Imaginez la scène. Un dirigeant vient de signer une opération majeure. Il a tenu une assemblée hostile, répondu à la presse, gardé, en apparence, une maîtrise totale. Et pourtant, quelques secondes avant l’arbitrage décisif, quelque chose s’est serré en lui. Une irritation disproportionnée face à une contradiction. L’impossibilité de déléguer un dossier qu’il maîtrise pourtant parfaitement.
Laissez-moi vous poser une question : cette peur de ne pas être à la hauteur, d’où vient-elle vraiment ? Elle n’est pas toujours le signe d’une fragilité récente. Chez les décideurs les plus exposés, elle accompagne souvent la réussite elle-même. Plus la responsabilité grandit, plus le regard des autres pèse : actionnaires, conseil, équipes, marchés, famille.
Pensez-y un instant : il ne s’agit plus seulement de réussir une décision. Il faut paraître capable de la porter, d’en répondre, d’en absorber les conséquences. Et c’est là que tout bascule.
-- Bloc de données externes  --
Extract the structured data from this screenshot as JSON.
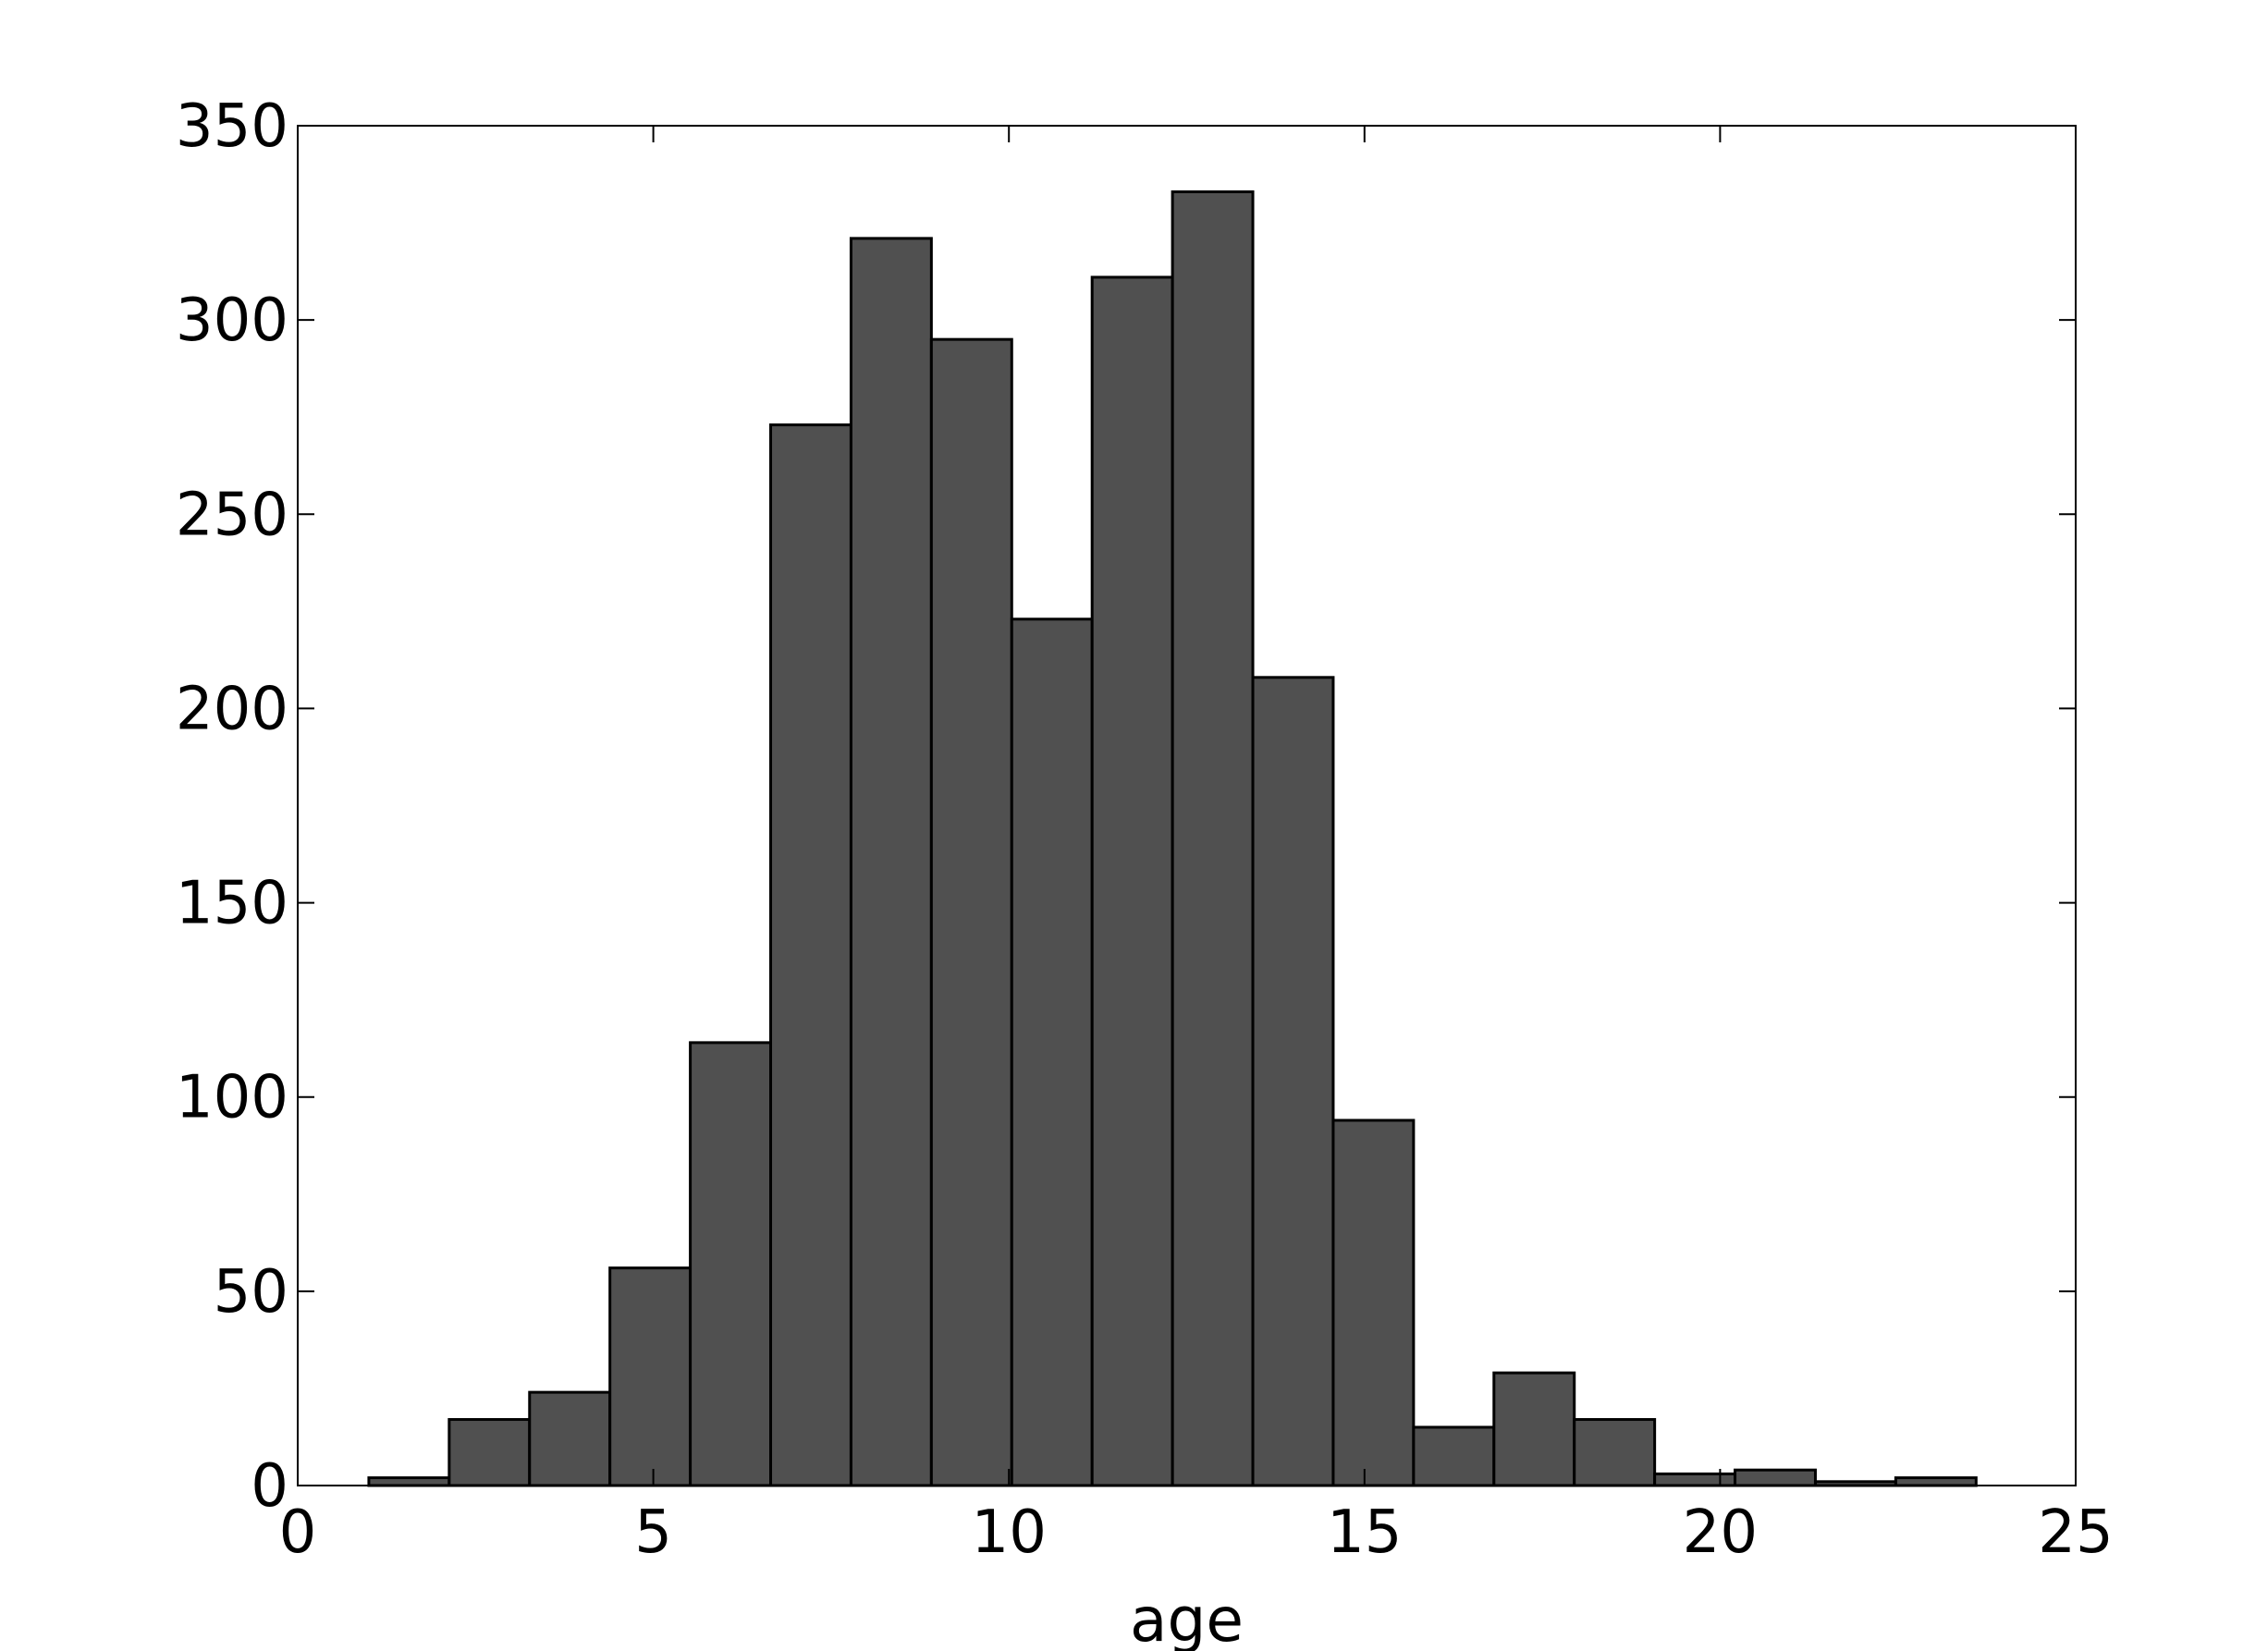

Le problème n’est pas que cette inquiétude existe. Le problème commence quand elle prend la direction, sans se dire. Elle accélère la décision pour mettre fin à l’incertitude. Elle la différe jusqu’à l’épuisement des options. Elle transforme une divergence utile en affrontement de pouvoir.
Regardez autour de vous, dans n’importe quel comité de direction exigeant : la compétence protège rarement, à elle seule, contre le doute. Un dirigeant compétent mesure souvent mieux que quiconque ce qu’il ignore. Les effets politiques d’un choix. Les loyautés contradictoires. Le coût humain d’une réorganisation. Et cette lucidité peut se retourner contre celui qui la porte.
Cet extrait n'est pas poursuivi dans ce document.